Beklenti %59, Hedef %29: Türkiye'de Enflasyon Gerçeği ve Ekonomi Politikasındaki Çarpıcı Ayrışmalar!
Son enflasyon raporu ve ekonomik gelişmeler, uzmanların radarına takıldı. Merkez Bankası'nın %29'luk yıl sonu hedefi ile halkın hissettiği %59'luk gerçek enflasyon arasındaki uçurum, kredi hacmindeki "ilüzyon" ve reel sektörün sıkışıklığı masaya yatırıldı
Türkiye ekonomisinin en yakıcı gündem maddesi olan enflasyonla mücadele ve son ekonomik veriler, uzmanlar arasında hararetli tartışmalara neden oluyor. Integral Forextv'nin son yayınında Emrah Lafçı ve Ali Perşembe, geçtiğimiz haftanın en önemli konularından biri olan enflasyon raporunu ve piyasalardaki yansımalarını masaya yatırdı. Tartışmalar, resmi rakamlar ile sahadaki gerçeklik arasındaki derin uçurumu ve ekonomi politikalarındaki kritik kırılmaları gözler önüne seriyor.
Merkez Bankası'nın %29 Hedefi: Güvenilirlik mi, Umut mu?

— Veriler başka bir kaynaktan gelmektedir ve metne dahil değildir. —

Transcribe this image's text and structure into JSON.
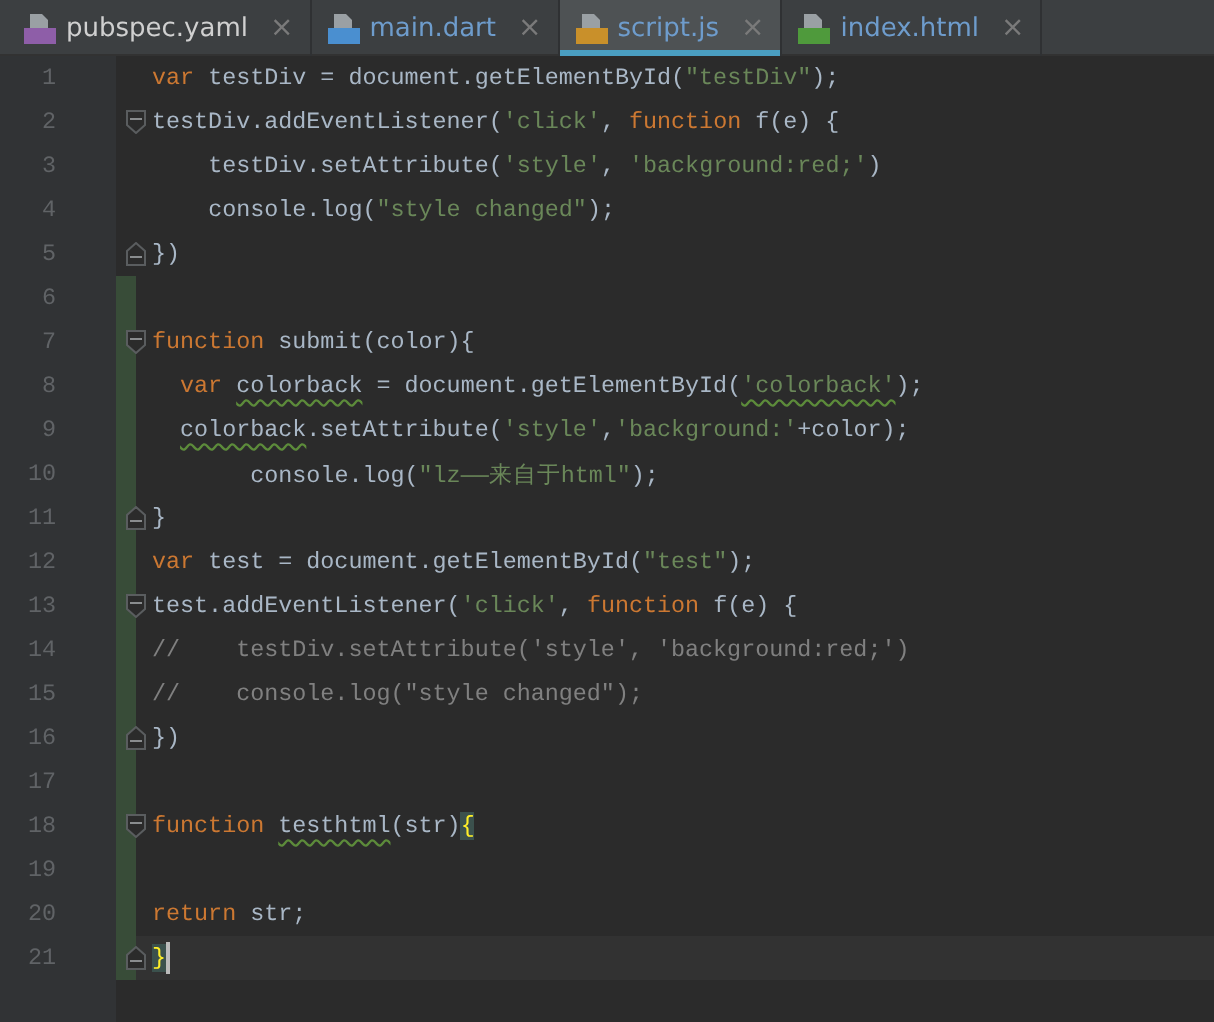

Son enflasyon raporunun ardından Merkez Bankası'nın yıl sonu enflasyon tahminini değiştirmemesi (%29 olarak sabit tutması), uzmanlar tarafından farklı açılardan değerlendirildi. Kimi görüşlere göre, tahminin yukarı yönlü revize edilmesi Merkez Bankası'nın kredibilitesini artırabilirdi. Ancak anlaşılan o ki, Merkez Bankası cephesinde, tahmini sık sık revize etmenin güvenilirliği düşüreceği düşüncesi hâkim oldu ve tahminin sabit tutulması tercih edildi. Ancak bu durum, bazı uzmanlara göre, aslında doğru tahmin yapmamanın kredibiliteyi düşürdüğünü gösteriyor.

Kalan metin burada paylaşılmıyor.